Miedo líquido y COVID-19

Durante la pandemia, el miedo se ha colado, sin pedir permiso, en nuestras vidas y en nuestras conciencias.

Esta pasión se percibe, con particular vehemencia, cuando uno toma conciencia de su vulnerabilidad, de su exposición al mal, a la enfermedad y a la muerte. Para tener miedo hay que tener conciencia, pues esta actúa como salvaguarda de la integridad física y moral. La inconsciencia, en cambio, nos conduce a la exposición y, finalmente, a la desintegración.

Toda crisis activa un haz de miedos que se multiplican y se recrean por el espacio. Lo constatamos diariamente en casa y fuera de ella. Miedo a ser contagiado, miedo a enfermar, miedo a no tener respirador, miedo al aislamiento, miedo a la muerte. Miedo por los seres queridos, miedo por nuestros ancianos, miedo a contagiar a los demás, a los niños, a los más frágiles de la comunidad. Miedo, también, en los supermecados, en los vehículos públicos, en las colas callejeras, en los aeropuertos y en las fronteras. El miedo se huele en cada esquina.

Existe una íntima correlación entre miedo y vulnerabilidad. Precisamente porque hemos experimentado, universalmente, nuestra idéntica vulnerabilidad, el miedo se ha hecho omnipresente. La pandemia no solo se ha extendido por los países en vías de desarrollo, sino por los estados más ricos y poderosos económica y militarmente del mundo. Nadie se ha escapado de ella, aunque las consecuencias de la tormenta planetaria han sido muy distintas en un lugar y en otro en virtud de muchas variables, pero, particularmente, de la fortaleza de sus Estados del bienestar y del liderazgo de sus gobernantes.
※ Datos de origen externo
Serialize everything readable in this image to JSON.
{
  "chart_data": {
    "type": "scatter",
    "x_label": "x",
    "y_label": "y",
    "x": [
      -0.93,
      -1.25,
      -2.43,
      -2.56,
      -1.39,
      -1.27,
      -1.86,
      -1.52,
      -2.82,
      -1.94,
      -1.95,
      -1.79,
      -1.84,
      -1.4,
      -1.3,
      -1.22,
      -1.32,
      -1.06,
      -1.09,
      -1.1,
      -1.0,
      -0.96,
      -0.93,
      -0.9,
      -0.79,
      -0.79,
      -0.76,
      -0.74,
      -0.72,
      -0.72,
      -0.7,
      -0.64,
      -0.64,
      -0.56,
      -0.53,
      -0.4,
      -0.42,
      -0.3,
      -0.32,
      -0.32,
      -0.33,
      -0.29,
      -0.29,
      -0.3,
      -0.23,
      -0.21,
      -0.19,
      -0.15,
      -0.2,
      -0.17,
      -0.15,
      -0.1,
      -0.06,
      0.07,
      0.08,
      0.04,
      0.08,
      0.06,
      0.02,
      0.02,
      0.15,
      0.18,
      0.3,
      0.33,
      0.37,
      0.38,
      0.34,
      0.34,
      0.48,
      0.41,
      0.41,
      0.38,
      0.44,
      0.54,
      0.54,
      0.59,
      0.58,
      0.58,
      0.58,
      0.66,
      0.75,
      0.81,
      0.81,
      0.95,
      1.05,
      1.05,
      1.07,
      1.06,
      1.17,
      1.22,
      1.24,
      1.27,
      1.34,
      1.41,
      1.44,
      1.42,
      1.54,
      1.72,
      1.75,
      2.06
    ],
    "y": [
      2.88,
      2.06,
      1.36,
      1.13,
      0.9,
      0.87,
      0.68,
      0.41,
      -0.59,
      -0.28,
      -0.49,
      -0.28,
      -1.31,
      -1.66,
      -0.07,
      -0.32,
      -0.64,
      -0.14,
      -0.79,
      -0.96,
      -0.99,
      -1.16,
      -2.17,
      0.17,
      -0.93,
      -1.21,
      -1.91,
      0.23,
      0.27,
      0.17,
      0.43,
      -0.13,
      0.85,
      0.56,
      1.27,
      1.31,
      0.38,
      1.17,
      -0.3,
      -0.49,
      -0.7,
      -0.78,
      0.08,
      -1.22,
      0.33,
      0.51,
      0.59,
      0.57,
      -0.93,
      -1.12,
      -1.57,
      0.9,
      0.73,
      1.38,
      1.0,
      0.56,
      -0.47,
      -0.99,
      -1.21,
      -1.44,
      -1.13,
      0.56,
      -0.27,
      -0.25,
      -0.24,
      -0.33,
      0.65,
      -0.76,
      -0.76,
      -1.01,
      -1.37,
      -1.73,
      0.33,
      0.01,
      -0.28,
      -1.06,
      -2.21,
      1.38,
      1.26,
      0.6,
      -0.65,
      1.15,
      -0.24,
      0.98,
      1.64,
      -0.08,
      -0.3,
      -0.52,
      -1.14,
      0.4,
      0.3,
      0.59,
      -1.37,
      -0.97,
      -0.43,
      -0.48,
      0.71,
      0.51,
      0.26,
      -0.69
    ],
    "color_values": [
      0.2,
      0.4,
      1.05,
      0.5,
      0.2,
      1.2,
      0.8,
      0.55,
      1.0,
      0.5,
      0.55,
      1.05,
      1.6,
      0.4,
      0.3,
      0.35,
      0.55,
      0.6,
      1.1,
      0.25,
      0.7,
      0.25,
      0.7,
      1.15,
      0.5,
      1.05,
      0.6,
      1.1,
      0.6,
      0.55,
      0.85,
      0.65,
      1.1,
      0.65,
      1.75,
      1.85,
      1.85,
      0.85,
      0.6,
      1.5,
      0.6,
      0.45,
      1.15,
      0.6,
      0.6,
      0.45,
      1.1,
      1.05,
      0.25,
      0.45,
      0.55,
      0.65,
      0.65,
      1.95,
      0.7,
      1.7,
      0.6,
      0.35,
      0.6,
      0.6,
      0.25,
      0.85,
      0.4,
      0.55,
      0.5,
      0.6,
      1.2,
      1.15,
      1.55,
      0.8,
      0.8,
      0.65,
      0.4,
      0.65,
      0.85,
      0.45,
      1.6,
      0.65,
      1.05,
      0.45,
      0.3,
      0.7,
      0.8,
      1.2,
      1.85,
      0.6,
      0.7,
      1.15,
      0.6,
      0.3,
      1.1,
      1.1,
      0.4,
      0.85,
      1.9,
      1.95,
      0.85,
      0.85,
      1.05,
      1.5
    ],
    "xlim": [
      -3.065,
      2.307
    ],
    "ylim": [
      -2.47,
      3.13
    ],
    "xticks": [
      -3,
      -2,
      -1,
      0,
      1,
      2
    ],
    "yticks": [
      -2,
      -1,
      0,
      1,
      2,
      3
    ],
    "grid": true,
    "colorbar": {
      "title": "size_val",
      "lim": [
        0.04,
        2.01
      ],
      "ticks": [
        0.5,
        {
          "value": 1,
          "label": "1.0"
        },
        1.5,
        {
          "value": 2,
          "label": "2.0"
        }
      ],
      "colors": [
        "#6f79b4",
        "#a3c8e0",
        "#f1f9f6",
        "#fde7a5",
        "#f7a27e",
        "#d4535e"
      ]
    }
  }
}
Es imprescindible tomar nota de esta lección para futuras pandemias y crisis globales climáticas que, con mucha probabilidad, tendrán lugar en las próximas décadas. Solo los países que hayan apostado decididamente por un servicio público de salud y por unos servicios sociales universales, asumiendo el coste que ello significa y las renuncias al bienestar y confort individual que esto conlleva, podrán enfrentarse, con ciertas garantías, a futuras catástrofes. Cuando estas extructuras públicas de tipo social no existan, se producirá una escalada de darwinismo económico. Los que tengan más poder adquisitivo, podrán resistir y se salvarán, mientras que el resto, perecerá.

El miedo se ha licuado. Hay que rendir un tributo póstumo a la metáfora de Zygmunt Bauman (1925-2017), porque dio en el clavo. Como un líquido, fluye por doquier, irriga todas las tierras y circula por todas las esferas sociales y por todos los canales de comunicación digital. Existe el peligro real de sucumbir a los que Peter Sloterdijk denomina histeria colectiva, lo cual solo puede tener consecuencias catastróficas.

Nadie escapa al miedo, porque nadie es inmune al sufrimiento, al dolor y a la muerte. Hemos visto caer un ejército de seres anónimos, de ciudadanos de a pie, pero también, a figuras del mundo político, económico y artístico, a famosos pudientes que no han podido vencer el virus.

Frente al miedo, el único fármaco posible se llama audacia, que no debe confundirse, jamás, con la temeridad. Ser audaz no es ser imprudente, no significa lanzarse a la piscina sin verificar si está llena o no. La audacia es compatible con la prudencia y la responsabilidad, pero da la fuerza espiritual para asumir los grandes desafíos sin amedrentarse.